Peintre français (Grenoble 1817  – La Tronche, Isère, 1908).

Fortement impressionné par l'Italie, il peignit avec sensibilité la lumière de la campagne romaine, l'âpreté des montagnes de la Cervara et la détresse des marais Pontins (la Malaria, 1848-49, Paris, musée d'Orsay). Il s'attacha à rendre la beauté sensuelle de leurs habitants et leur charme maladif (les Cervarolles, 1858, id.). De retour en France, il recréa un peu uniformément cet alanguissement mélancolique dans ses visages de femmes, qu'elles soient figures religieuses (la Vierge de la délivrance, 1872, église de La Tronche), allégories (la Musique, 1880, Paris, Petit Palais) ou portraits mondains (Portrait de la baronne Eléonore d'Uckermann, 1892, Paris, musée Hébert).
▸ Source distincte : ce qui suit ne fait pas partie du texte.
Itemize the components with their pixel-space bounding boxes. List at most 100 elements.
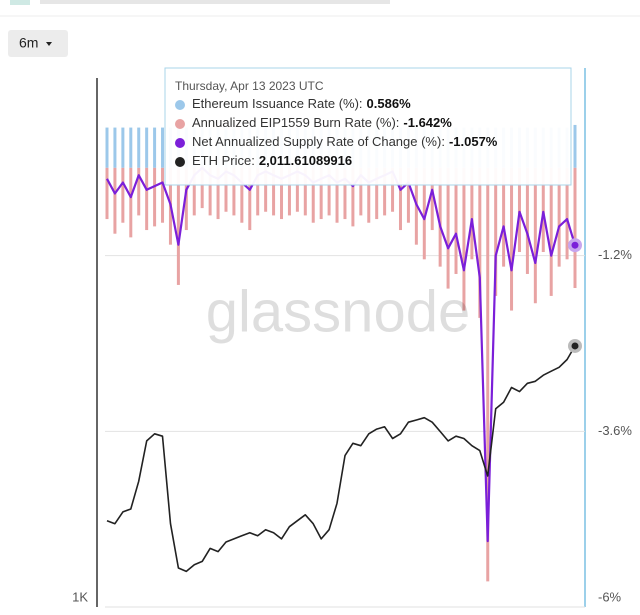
bar (573, 167, 577, 289)
bar (470, 167, 474, 260)
plot-area (105, 124, 585, 608)
bar (541, 167, 545, 253)
bar (184, 167, 188, 231)
bar (494, 167, 498, 296)
series-name: Annualized EIP1559 Burn Rate (%): (192, 115, 399, 130)
bar (319, 167, 323, 220)
bar (525, 167, 529, 274)
y2-tick-label: -3.6% (598, 423, 632, 438)
bar (113, 167, 117, 234)
legend-dot (175, 157, 185, 167)
legend-dot (175, 119, 185, 129)
series-name: Ethereum Issuance Rate (%): (192, 96, 363, 111)
bar (272, 167, 276, 216)
bar (398, 167, 402, 231)
tooltip-row: Ethereum Issuance Rate (%): 0.586% (192, 96, 411, 111)
tooltip-row: Annualized EIP1559 Burn Rate (%): -1.642% (192, 115, 452, 130)
series-name: Net Annualized Supply Rate of Change (%)… (192, 134, 445, 149)
bar (327, 167, 331, 216)
bar (351, 167, 355, 227)
bar (287, 167, 291, 216)
hover-point-core (571, 342, 579, 350)
bar (153, 127, 157, 168)
bar (343, 167, 347, 220)
bar (549, 167, 553, 296)
bar (137, 167, 141, 216)
tooltip-row: Net Annualized Supply Rate of Change (%)… (192, 134, 498, 149)
tooltip-box (164, 67, 572, 186)
range-button[interactable]: 6m (8, 30, 68, 57)
bar (335, 167, 339, 223)
bar (145, 167, 149, 231)
bar (248, 167, 252, 231)
bar (422, 167, 426, 260)
bar (430, 167, 434, 231)
bar (510, 167, 514, 311)
bar (462, 167, 466, 311)
bar (105, 127, 109, 168)
tooltip-date: Thursday, Apr 13 2023 UTC (175, 79, 324, 93)
bar (517, 167, 521, 253)
bar (121, 167, 125, 223)
dropdown-arrow (46, 42, 52, 46)
bar (533, 167, 537, 304)
y2-tick-label: -6% (598, 589, 622, 604)
bar (280, 167, 284, 220)
bar (359, 167, 363, 216)
bar (153, 167, 157, 227)
bar (224, 167, 228, 212)
bar (391, 167, 395, 212)
legend-dot (175, 100, 185, 110)
bar (295, 167, 299, 212)
series-name: ETH Price: (192, 153, 255, 168)
bar (200, 167, 204, 209)
y-tick-label: 1K (72, 589, 88, 604)
tooltip-value: 2,011.61089916 (259, 153, 352, 168)
bar (454, 167, 458, 274)
series-line (106, 345, 576, 573)
bar (565, 167, 569, 260)
bar (446, 167, 450, 289)
bar (240, 167, 244, 223)
bar (145, 127, 149, 168)
bar (121, 127, 125, 168)
tooltip: Thursday, Apr 13 2023 UTC Ethereum Issua… (164, 67, 572, 186)
bar (264, 167, 268, 212)
button-bg (8, 30, 68, 57)
button-label: 6m (19, 35, 38, 51)
bar (367, 167, 371, 223)
tooltip-value: 0.586% (367, 96, 412, 111)
faded-header (40, 0, 390, 4)
bar (216, 167, 220, 220)
legend-dot (175, 138, 185, 148)
bar (256, 167, 260, 216)
bar (383, 167, 387, 216)
bar (113, 127, 117, 168)
bar (192, 167, 196, 216)
bar (129, 167, 133, 238)
bar (161, 167, 165, 223)
bar (105, 167, 109, 220)
bar (438, 167, 442, 267)
logo (10, 0, 30, 5)
bar (137, 127, 141, 168)
watermark: glassnode (206, 279, 470, 344)
bar (176, 167, 180, 285)
bar (502, 167, 506, 267)
hover-point-core (571, 241, 579, 249)
tooltip-row: ETH Price: 2,011.61089916 (192, 153, 352, 168)
bar (208, 167, 212, 216)
bar (486, 167, 490, 582)
y2-tick-label: -1.2% (598, 247, 632, 262)
bar (161, 127, 165, 168)
bar (557, 167, 561, 267)
bar (303, 167, 307, 216)
bar (232, 167, 236, 216)
bar (311, 167, 315, 223)
bar (406, 167, 410, 223)
tooltip-value: -1.642% (403, 115, 452, 130)
tooltip-value: -1.057% (449, 134, 498, 149)
bar (129, 127, 133, 168)
bar (478, 167, 482, 318)
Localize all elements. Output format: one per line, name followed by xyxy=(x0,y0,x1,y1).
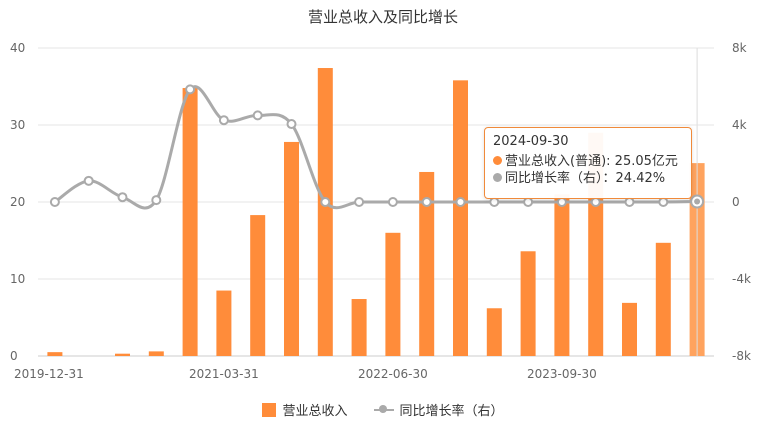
right-axis-labels: -8k -4k 0 4k 8k xyxy=(732,41,751,363)
tooltip-revenue-value: 25.05亿元 xyxy=(614,154,678,169)
right-axis-tick: 8k xyxy=(732,41,747,55)
growth-point[interactable] xyxy=(252,110,263,121)
revenue-bar[interactable] xyxy=(47,352,63,356)
growth-point[interactable] xyxy=(354,197,365,207)
x-axis-labels: 2019-12-31 2021-03-31 2022-06-30 2023-09-30 xyxy=(14,367,597,381)
revenue-bar[interactable] xyxy=(520,251,536,356)
legend-item-growth[interactable]: 同比增长率（右） xyxy=(373,400,504,419)
growth-point[interactable] xyxy=(658,197,669,207)
revenue-bar[interactable] xyxy=(419,171,435,356)
growth-point-center xyxy=(694,198,701,205)
revenue-bar[interactable] xyxy=(284,141,299,356)
revenue-bar[interactable] xyxy=(351,299,367,356)
revenue-bar[interactable] xyxy=(453,80,468,356)
revenue-bar[interactable] xyxy=(317,68,333,357)
x-axis-tick: 2021-03-31 xyxy=(189,367,259,381)
left-axis-tick: 0 xyxy=(10,349,18,363)
revenue-bar[interactable] xyxy=(148,351,164,356)
tooltip-revenue-row: 营业总收入(普通): 25.05亿元 xyxy=(493,153,683,170)
growth-point[interactable] xyxy=(387,197,398,207)
legend-label-revenue: 营业总收入 xyxy=(282,404,348,419)
revenue-bar[interactable] xyxy=(655,242,671,356)
legend-item-revenue[interactable]: 营业总收入 xyxy=(262,400,348,419)
tooltip-growth-value: 24.42% xyxy=(615,171,666,186)
growth-point[interactable] xyxy=(489,197,500,207)
left-axis-tick: 40 xyxy=(10,41,25,55)
right-axis-tick: 4k xyxy=(732,118,747,132)
legend-label-growth: 同比增长率（右） xyxy=(399,404,504,419)
x-axis-tick: 2019-12-31 xyxy=(14,367,84,381)
tooltip-growth-row: 同比增长率（右）：24.42% xyxy=(493,170,683,187)
left-axis-tick: 20 xyxy=(10,195,25,209)
growth-point[interactable] xyxy=(455,197,466,207)
revenue-bar[interactable] xyxy=(250,215,266,356)
left-axis-tick: 10 xyxy=(10,272,25,286)
revenue-bars xyxy=(47,68,705,357)
growth-point[interactable] xyxy=(590,197,601,207)
growth-point[interactable] xyxy=(523,197,534,207)
data-tooltip: 2024-09-30 营业总收入(普通): 25.05亿元 同比增长率（右）：2… xyxy=(484,127,692,199)
growth-point[interactable] xyxy=(151,195,162,206)
growth-point[interactable] xyxy=(83,175,94,186)
revenue-bar[interactable] xyxy=(554,194,570,356)
growth-point[interactable] xyxy=(624,197,635,207)
revenue-bar[interactable] xyxy=(486,308,502,356)
left-axis-labels: 0 10 20 30 40 xyxy=(10,41,25,363)
growth-point[interactable] xyxy=(49,197,60,207)
bar-swatch-icon xyxy=(262,402,277,417)
right-axis-tick: 0 xyxy=(732,195,740,209)
growth-point[interactable] xyxy=(286,119,297,130)
growth-point[interactable] xyxy=(185,84,196,95)
right-axis-tick: -8k xyxy=(732,349,751,363)
left-axis-tick: 30 xyxy=(10,118,25,132)
growth-dot-icon xyxy=(493,173,502,182)
tooltip-date: 2024-09-30 xyxy=(493,134,569,149)
revenue-bar[interactable] xyxy=(115,353,130,356)
growth-point[interactable] xyxy=(556,197,567,207)
chart-legend: 营业总收入 同比增长率（右） xyxy=(0,400,766,419)
x-axis-tick: 2023-09-30 xyxy=(527,367,597,381)
chart-title: 营业总收入及同比增长 xyxy=(307,8,458,26)
growth-line-series xyxy=(49,84,705,210)
growth-point[interactable] xyxy=(218,115,229,126)
revenue-dot-icon xyxy=(493,156,502,165)
tooltip-growth-label: 同比增长率（右） xyxy=(505,171,603,186)
line-swatch-icon xyxy=(373,403,394,417)
growth-point[interactable] xyxy=(320,197,331,207)
growth-point[interactable] xyxy=(117,192,128,203)
revenue-bar[interactable] xyxy=(622,302,637,356)
tooltip-revenue-label: 营业总收入(普通) xyxy=(505,154,607,169)
right-axis-tick: -4k xyxy=(732,272,751,286)
x-axis-tick: 2022-06-30 xyxy=(358,367,428,381)
revenue-bar[interactable] xyxy=(385,232,401,356)
revenue-bar[interactable] xyxy=(182,88,198,356)
growth-point[interactable] xyxy=(421,197,432,207)
revenue-bar[interactable] xyxy=(216,290,232,356)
Ses portraits d'enfants, d'un réalisme attendri (le Petit Savoyard endormi, 1883, id.), se souviennent aussi des frêles modèles italiens (Portrait de Monallucia, 1871, Paris, musée Hébert). Si l'influence du clair-obscur de Rembrandt marqua toute son œuvre, elle est surtout sensible dans sa grave composition du Baiser de Judas (1853, La Tronche), dont il n'a pas retrouvé la solennité dans la mosaïque du cul-de-four de l'abside du Panthéon (1879-1884). Couvert d'honneurs, Hébert fut deux fois directeur de l'Académie de France à Rome (1867-1873 et 1885-1891).

Une grande partie de son œuvre est conservée au musée Hébert de Paris et dans sa villa-atelier à La Tronche.